Your answers for 2g here:

## possible R codes, if any,  for 2g

#Make histogram with curve of Theoretical sampling distribution of sample means of recall scores and sample distribution
n<-100 #sample size 100
#Define population mean/mu and sd/sigma   
pop.mean<-12.5
pop.sd<-6

#standard error of sampling distribution of the sample means 
standarderror.mean<-pop.mean/sqrt(n)

#Mean of sampling distribution of sample means
mean.samplingdist<-pop.mean

#Create the theoretical sampling distribution of sample means
curve(dnorm(x, mean=pop.mean, sd=standarderror.mean), 
      from = pop.mean-12*standarderror.mean, to=pop.mean+12*standarderror.mean,
      main="Theoretical sampling distribution of sample means of recall scores (n=100) \ndotted red line:sample mean \npurple curve: theoretical sampling distribution \ngreen curve: sample distribution of sample 2c\n",
      xlab="recall scores", ylab="Density", col="purple")
#sample curve
curve(dnorm(x, mean=11.61, sd=5.191), 
   col='green', add=TRUE) 
abline(v=12.5, lty='dotted', col='red')

cat("\nSample Stats and Population Parameters\n")

## 
## Sample Stats and Population Parameters

SampleDisribution.Stats <- c(mean=mean(pr4_Q2data$Recall), sd=sd(pr4_Q2data$Recall))
Population.Parameters <- c(mean=mean(12.5), sd=6)
rbind(SampleDisribution.Stats,Population.Parameters)

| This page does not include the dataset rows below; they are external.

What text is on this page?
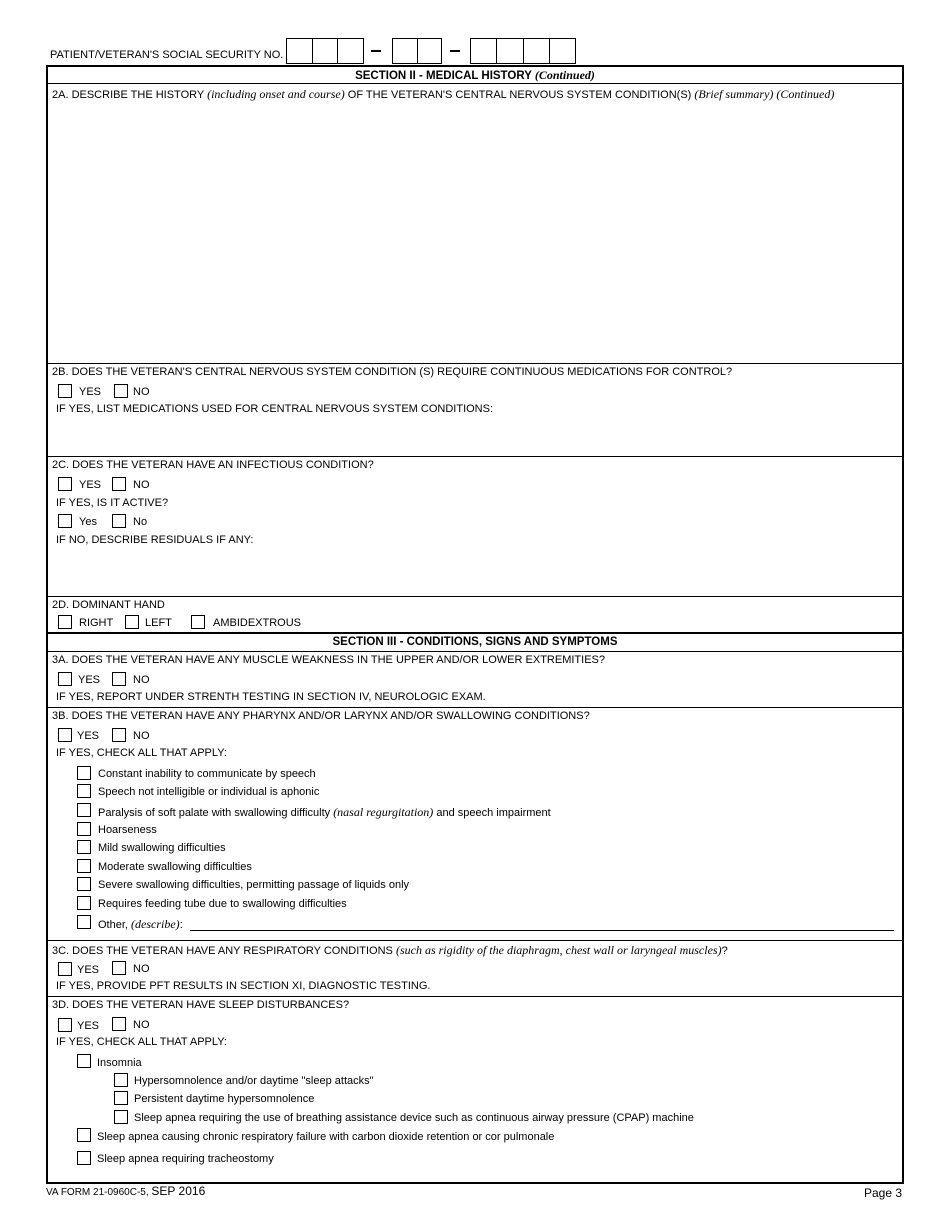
PATIENT/VETERAN'S SOCIAL SECURITY NO.
SECTION II - MEDICAL HISTORY (Continued)
2A. DESCRIBE THE HISTORY (including onset and course) OF THE VETERAN'S CENTRAL NERVOUS SYSTEM CONDITION(S) (Brief summary) (Continued)
2B. DOES THE VETERAN'S CENTRAL NERVOUS SYSTEM CONDITION (S) REQUIRE CONTINUOUS MEDICATIONS FOR CONTROL?
YES	NO
IF YES, LIST MEDICATIONS USED FOR CENTRAL NERVOUS SYSTEM CONDITIONS:
2C. DOES THE VETERAN HAVE AN INFECTIOUS CONDITION?
YES	NO
IF YES, IS IT ACTIVE?
Yes	No
IF NO, DESCRIBE RESIDUALS IF ANY:
2D. DOMINANT HAND
RIGHT	LEFT	AMBIDEXTROUS
SECTION III - CONDITIONS, SIGNS AND SYMPTOMS
3A. DOES THE VETERAN HAVE ANY MUSCLE WEAKNESS IN THE UPPER AND/OR LOWER EXTREMITIES?
YES	NO
IF YES, REPORT UNDER STRENTH TESTING IN SECTION IV, NEUROLOGIC EXAM.
3B. DOES THE VETERAN HAVE ANY PHARYNX AND/OR LARYNX AND/OR SWALLOWING CONDITIONS?
YES	NO
IF YES, CHECK ALL THAT APPLY:
Constant inability to communicate by speech
Speech not intelligible or individual is aphonic
Paralysis of soft palate with swallowing difficulty (nasal regurgitation) and speech impairment
Hoarseness
Mild swallowing difficulties
Moderate swallowing difficulties
Severe swallowing difficulties, permitting passage of liquids only
Requires feeding tube due to swallowing difficulties
Other, (describe):
3C. DOES THE VETERAN HAVE ANY RESPIRATORY CONDITIONS (such as rigidity of the diaphragm, chest wall or laryngeal muscles)?
YES	NO
IF YES, PROVIDE PFT RESULTS IN SECTION XI, DIAGNOSTIC TESTING.
3D. DOES THE VETERAN HAVE SLEEP DISTURBANCES?
YES	NO
IF YES, CHECK ALL THAT APPLY:
Insomnia
Hypersomnolence and/or daytime "sleep attacks"
Persistent daytime hypersomnolence
Sleep apnea requiring the use of breathing assistance device such as continuous airway pressure (CPAP) machine
Sleep apnea causing chronic respiratory failure with carbon dioxide retention or cor pulmonale
Sleep apnea requiring tracheostomy
VA FORM 21-0960C-5, SEP 2016	Page 3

##                          mean       sd
## SampleDisribution.Stats 11.61 5.191086
## Population.Parameters   12.50 6.000000

#As shown by the curves in the graph and the sample statistics/population parameters chart, both distributions are about normal and have similar means (population mean=6, sample mean=11.61) and sd (population sd=6, sample sd=5.19). The population has overall more samples and greater density around the mean than the sample, as shown by the taller, skinnier purple curve as compared to the shorter, more spread out green curve (sample).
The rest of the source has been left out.